Przejdź do głównych treściPrzejdź do wyszukiwarkiPrzejdź do głównego menu
Reklama
poniedziałek, 23 grudnia 2024 08:08
Reklama KD Market

Trichotillomania, niepohamowane wyrywanie włosów



Gdy Renata zupełnie przestała spotykać się ze swoimi przyjaciółmi i rozważała zwolnienie się z pracy, jej rodzina zgłosiła się po pomoc. Co było przyczyną tak nagłej zmiany 25-latki, która z pełnej życia studentki jeszcze parę lat temu, w krótkim czasie zmieniła się w osamotnioną i zgorzkniałą kobietę? Wygląd Renaty uległ drastycznej zmianie, jej piękne, długie włosy, którymi tak szczyciła się w szkole średniej, zmieniły się w nieregularnej długości poszarpane strąki z wyraźnie prześwitującą łysiną. Oczy straciły swoją głębię i straszyły nieobecnym spojrzeniem błękitu bez rzęs.

Kompulsywny przymus wyrywania włosów

To dopiero w ostatnich latach kompulsywne zachowania skoncentrowane na własnym ciele, takie jak przymusowe wyrywanie włosów, przymusowe wyciskanie zaskórniaków lub obgryzanie paznokci zyskały większą świadomość w środowisku medycznym.

Trichotillomania została zaklasyfikowana do grupy zaburzeń obsesyjno-kompulsywnych; charakteryzuje się niepohamowanym wyrywaniem włosów zarówno na głowie jaki w innych miejscach, w tym także brwi i rzęs. Wyrywanie włosów poprzedza silne napięcie; po wykonanej czynności osoba odczuwa pełną ulgę i poczucie zadowolenia. Nazwa zaburzenia wywodzi się z greckiego „tricho” - włosy i angielskiego „till” - wyrywać.

Wygląd chorego może szokować lub przynajmniej niepokoić. Tak było w przypadku Renaty, której rodzina nie mogła poznać po kilku miesiącach niewidzenia. Na trichotillomanię mogą cierpieć zarówno dzieci, jak i dorośli. W większości dotyczy ona kobiet, jednak największy odsetek zachorowań notuje się u dziewczynek w grupie wiekowej 11-15 lat. Oprócz oczywistych objawów trichotillomanii chorzy narzekają również na bóle głowy, osłabienie pamięci i koncentracji, problemy ze snem, a także czasem fizjologiczne dolegliwości, jak nudności i bóle brzucha.

Renata próbowała ukrywać swój wygląd, dlatego nie uczestniczyła w spotkaniach towarzyskich, a do pracy zakładała na głowę szeroką opaskę. Gdy za namową rodziny zdecydowała się sięgnąć po pomoc, trzeba było najpierw wykluczyć, czy brak włosów to nie objaw schorzeń dermatologicznych, m.in. stanów zapalnych skóry. Następnym krokiem było wykluczenie urojeń i omamów, które występują w schizofrenii.

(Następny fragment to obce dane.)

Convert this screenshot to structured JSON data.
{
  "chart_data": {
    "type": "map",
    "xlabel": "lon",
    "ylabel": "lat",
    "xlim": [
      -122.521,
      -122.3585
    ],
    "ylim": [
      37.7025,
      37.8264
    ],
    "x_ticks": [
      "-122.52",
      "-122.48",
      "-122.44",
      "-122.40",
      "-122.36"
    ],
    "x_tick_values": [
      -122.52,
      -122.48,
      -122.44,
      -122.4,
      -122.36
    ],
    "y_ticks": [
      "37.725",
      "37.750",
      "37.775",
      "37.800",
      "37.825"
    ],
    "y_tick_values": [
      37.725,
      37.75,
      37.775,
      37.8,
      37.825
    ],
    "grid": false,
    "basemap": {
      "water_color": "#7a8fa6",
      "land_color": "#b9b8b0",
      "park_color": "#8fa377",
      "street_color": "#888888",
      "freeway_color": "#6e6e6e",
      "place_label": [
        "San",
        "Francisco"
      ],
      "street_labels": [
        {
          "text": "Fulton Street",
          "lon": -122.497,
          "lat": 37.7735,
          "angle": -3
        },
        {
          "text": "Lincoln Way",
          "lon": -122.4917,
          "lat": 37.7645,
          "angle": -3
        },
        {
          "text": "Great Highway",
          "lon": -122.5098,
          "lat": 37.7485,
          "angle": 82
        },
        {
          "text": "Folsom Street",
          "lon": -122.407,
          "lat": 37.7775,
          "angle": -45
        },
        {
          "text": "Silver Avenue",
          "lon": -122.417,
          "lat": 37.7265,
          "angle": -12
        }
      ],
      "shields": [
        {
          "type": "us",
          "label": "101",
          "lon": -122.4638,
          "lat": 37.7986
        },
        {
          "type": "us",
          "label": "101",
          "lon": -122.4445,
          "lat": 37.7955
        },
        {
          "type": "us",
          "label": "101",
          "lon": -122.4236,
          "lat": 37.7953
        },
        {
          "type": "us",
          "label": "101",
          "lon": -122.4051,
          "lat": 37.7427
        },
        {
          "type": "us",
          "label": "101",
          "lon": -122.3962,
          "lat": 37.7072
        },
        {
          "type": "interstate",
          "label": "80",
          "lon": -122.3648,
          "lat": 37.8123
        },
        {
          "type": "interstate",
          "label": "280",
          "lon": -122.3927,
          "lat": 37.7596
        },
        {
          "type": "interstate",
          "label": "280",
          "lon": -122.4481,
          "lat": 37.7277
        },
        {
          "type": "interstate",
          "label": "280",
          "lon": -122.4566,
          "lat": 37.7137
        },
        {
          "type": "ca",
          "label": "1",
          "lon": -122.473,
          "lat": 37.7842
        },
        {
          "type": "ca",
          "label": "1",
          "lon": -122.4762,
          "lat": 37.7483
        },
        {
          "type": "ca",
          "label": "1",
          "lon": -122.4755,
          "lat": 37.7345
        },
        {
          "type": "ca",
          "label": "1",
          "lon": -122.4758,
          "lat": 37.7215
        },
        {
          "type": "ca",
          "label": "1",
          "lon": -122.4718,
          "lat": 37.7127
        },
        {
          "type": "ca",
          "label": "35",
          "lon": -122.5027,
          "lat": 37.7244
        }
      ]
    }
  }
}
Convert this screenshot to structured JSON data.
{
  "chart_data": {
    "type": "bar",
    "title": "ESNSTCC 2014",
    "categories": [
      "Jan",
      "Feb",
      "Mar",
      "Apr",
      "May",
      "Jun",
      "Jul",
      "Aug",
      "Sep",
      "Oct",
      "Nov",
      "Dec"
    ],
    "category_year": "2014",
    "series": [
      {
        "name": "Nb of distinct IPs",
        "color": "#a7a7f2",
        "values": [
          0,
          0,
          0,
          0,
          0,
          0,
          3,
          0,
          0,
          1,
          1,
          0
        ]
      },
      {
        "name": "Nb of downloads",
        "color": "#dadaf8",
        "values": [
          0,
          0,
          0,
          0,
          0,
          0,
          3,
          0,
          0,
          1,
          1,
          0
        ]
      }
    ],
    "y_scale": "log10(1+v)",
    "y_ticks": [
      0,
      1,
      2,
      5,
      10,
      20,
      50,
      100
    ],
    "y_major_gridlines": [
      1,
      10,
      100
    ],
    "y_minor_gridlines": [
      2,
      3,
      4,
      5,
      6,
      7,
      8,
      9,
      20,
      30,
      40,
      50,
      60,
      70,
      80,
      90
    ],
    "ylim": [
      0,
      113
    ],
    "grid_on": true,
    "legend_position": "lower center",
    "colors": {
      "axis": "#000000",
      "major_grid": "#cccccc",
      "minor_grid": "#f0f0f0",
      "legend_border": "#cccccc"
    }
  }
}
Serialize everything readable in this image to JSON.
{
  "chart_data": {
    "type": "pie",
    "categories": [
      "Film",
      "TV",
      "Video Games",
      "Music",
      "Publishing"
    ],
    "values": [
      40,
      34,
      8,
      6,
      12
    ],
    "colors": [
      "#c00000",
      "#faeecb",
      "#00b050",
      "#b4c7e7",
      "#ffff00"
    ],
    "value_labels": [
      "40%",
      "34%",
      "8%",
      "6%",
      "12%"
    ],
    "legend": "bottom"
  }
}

Przyczyny trichotillomanii

Naukowcy upatrują przyczyn choroby w mutacjach genowych; większość wiąże trichotillomanię z depresją, nerwicą obsesyjno-kompulsywną i zespołem Tourette’a. Nie należy jednak bagatelizować traumatycznych przeżyć, które dotknęły chorego. Dzieci cierpiące na to schorzenie, często w przeszłości doświadczyły traumatycznego rozstania z matką, porzucenia lub zaniedbania. Przymus wyrywania włosów może być także wynikiem przemocy seksualnej i nieprawidłowych więzi emocjonalnych.

Renata podczas terapii zdecydowała się opowiedzieć o nieudanym związku ze starszym od siebie mężczyzną, który przez ostatnie dwa lata zamienił jej życie w piekło. Na finiszu tej relacji pojawiły się objawy trichotillomanii.

Leczenie

Jedną z najskuteczniejszych metod leczenia trichotillomanii jest terapia behawioralno-poznawcza. Często przepisuje się też antydepresyjne leki z grupy SSRI, czyli selektywne inhibitory zwrotnego wychwytu serotoniny. W procesie leczenia jednym z najważniejszych czynników jest wsparcie bliskich, ponieważ trichotillomanii towarzyszy poczucie osamotnienia, zagubienia i niezrozumienia. W terapii stosuje się różnego rodzaju metody zmiany nawyków i prowadzenie kalendarza przymusowych czynności, z dokładnym zapisem godzin, pór dnia, zdarzeń i emocjonalnego stanu momentu przymusowego zachowania, w celu uzyskania poczucia kontroli nad nim. Nierzadko w wyjściu z choroby pomaga też zmiana środowiska, relaksacja, biofeedback.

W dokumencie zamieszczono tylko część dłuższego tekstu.